Mais si nous faisons tout ça, c'est dans l'optique de la grâce que nous avons déjà pleinement reçue en Jésus. Nous ne travaillons pas dans la vigne du Seigneur pour devenir des enfants de Dieu mais parce que nous sommes des enfants de Dieu. Nous ne faisons de bonnes œuvres pour mériter quoique ce soit. Si nous voulons vivre des vies saintes, qui plaisent à Dieu, c'est par reconnaissance pour ce que nous avons déjà reçu.
Saint Paul dit dans sa lettre au Romains:
4 Celui qui travaille reçoit un salaire ; ce salaire ne lui est pas compté comme un don gratuit : il lui est dû.

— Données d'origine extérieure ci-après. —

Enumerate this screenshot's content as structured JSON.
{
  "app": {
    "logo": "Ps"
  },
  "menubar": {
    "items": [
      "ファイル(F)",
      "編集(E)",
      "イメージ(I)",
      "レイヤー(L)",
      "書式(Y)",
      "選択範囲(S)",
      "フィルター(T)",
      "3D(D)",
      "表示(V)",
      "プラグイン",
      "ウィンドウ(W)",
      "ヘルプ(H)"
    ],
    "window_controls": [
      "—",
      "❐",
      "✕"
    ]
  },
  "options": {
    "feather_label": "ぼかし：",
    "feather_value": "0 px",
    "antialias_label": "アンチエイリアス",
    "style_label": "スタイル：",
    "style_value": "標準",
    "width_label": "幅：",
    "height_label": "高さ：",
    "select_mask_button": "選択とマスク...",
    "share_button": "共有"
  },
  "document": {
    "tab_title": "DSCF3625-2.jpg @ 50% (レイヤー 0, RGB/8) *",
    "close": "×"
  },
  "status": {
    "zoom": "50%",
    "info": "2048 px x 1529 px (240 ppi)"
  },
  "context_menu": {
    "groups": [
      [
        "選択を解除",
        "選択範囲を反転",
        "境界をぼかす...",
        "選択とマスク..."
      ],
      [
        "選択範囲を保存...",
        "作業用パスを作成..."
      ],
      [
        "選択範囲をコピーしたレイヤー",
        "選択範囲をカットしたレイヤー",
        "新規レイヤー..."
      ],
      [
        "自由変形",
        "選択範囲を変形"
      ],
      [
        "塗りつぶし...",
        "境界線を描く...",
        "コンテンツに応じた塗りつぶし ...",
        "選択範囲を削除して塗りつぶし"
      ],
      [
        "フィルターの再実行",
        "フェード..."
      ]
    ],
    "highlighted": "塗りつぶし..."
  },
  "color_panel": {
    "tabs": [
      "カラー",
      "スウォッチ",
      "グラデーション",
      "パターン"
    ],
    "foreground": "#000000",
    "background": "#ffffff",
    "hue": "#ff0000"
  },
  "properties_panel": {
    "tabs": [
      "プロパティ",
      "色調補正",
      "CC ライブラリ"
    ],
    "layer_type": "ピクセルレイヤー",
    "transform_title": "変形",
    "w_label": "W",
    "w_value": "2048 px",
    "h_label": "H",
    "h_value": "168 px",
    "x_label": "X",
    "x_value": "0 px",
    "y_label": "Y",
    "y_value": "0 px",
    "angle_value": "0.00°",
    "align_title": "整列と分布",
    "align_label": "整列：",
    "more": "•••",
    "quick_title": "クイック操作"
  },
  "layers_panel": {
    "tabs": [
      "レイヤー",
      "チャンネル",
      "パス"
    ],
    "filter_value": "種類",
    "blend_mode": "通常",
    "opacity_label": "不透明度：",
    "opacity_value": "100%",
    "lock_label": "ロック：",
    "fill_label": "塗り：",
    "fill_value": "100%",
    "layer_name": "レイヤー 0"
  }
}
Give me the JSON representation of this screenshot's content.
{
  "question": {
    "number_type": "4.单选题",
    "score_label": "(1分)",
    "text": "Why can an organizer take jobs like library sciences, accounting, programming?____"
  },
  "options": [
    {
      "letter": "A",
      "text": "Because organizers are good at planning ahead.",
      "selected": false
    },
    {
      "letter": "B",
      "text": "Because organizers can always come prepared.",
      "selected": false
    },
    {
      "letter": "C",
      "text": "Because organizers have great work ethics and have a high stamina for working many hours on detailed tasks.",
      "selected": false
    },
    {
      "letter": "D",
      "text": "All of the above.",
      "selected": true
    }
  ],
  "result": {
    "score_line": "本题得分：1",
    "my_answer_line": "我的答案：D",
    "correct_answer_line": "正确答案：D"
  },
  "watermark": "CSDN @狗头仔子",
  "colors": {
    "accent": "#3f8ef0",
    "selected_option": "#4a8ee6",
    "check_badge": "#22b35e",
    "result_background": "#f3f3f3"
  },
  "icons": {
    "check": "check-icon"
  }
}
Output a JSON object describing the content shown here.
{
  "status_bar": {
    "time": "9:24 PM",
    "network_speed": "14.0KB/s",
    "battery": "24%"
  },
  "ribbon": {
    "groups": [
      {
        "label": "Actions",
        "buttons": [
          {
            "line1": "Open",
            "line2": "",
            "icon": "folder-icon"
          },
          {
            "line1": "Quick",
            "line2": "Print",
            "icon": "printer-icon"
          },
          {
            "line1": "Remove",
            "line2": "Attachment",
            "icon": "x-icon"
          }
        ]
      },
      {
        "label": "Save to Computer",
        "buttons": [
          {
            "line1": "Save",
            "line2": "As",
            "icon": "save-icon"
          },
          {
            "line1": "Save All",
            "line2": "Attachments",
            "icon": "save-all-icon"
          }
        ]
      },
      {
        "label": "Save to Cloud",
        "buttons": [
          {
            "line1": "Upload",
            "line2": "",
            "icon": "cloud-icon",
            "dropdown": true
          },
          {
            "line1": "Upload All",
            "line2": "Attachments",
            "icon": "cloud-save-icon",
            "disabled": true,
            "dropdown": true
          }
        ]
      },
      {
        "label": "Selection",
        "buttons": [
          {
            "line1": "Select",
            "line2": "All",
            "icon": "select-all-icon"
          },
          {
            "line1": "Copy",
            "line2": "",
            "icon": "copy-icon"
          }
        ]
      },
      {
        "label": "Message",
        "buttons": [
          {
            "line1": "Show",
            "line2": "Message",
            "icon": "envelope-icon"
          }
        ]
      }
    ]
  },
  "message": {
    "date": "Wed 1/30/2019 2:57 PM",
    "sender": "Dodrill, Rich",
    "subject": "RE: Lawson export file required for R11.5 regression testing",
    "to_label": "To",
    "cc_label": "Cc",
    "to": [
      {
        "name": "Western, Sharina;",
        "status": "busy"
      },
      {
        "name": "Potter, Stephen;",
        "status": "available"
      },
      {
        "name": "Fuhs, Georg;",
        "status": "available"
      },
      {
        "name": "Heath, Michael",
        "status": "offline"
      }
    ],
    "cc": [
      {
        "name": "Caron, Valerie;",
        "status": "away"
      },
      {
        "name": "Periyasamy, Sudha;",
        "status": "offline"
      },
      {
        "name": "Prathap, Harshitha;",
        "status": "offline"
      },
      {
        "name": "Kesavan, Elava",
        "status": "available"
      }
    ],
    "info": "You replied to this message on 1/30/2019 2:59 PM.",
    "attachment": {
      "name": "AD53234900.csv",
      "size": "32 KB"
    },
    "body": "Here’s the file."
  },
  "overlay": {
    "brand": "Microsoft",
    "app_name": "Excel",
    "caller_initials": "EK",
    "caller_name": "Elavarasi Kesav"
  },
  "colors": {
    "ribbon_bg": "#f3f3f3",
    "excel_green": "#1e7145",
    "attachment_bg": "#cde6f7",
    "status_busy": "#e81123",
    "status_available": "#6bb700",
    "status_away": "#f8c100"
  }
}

5 Mais quand quelqu’un, sans accomplir de travail, croit simplement que Dieu accueille favorablement le pécheur, Dieu tient compte de sa foi pour le considérer comme juste.
6 C’est ainsi que David parle du bonheur de l’homme que Dieu considère comme juste sans tenir compte de ses actions :
7 « Heureux ceux dont Dieu a pardonné les fautes et dont il a effacé les péchés !8 Heureux l’homme à qui le Seigneur ne compte pas son péché ! (Rom 4.4)

Frères et sœurs, nous n'avons pas à gagner notre salut à la sueur de notre front. Il a été acquis lorsque nous avons été purifiés de nos fautes par le sang de Jésus qui a été versé pour nous.
Alors que nous étions les derniers, alors que nous ne méritions rien, Dieu nous a appelés, dans son amour. Il nous a pardonnés toutes nos fautes en Christ. Jésus a dit: venez à moi, vous tous qui êtes fatigués et chargés et je vous donnerai le repos. Acceptez mes exigences et laissez-vous instruire par moi et vous trouverez le repos pour votre âme. (Matt 11.28-29).
Il est frappant de voir que le repos est souvent dans la Bible, l'image de salut. C'est pour nous montrer que n'avons pas à nous fonde sur nos œuvres. Nous ne sommes pas traités selon la justice, mais selon la grâce infinie de Dieu: c'est là une grande bénédiction. Cette grâce de Dieu, chérissons-là, laissons-là nous nourrir dans la Parole et les sacrements. Elle nous conduira jusqu'au bout de notre course, vers Jésus notre sauveur. Amen.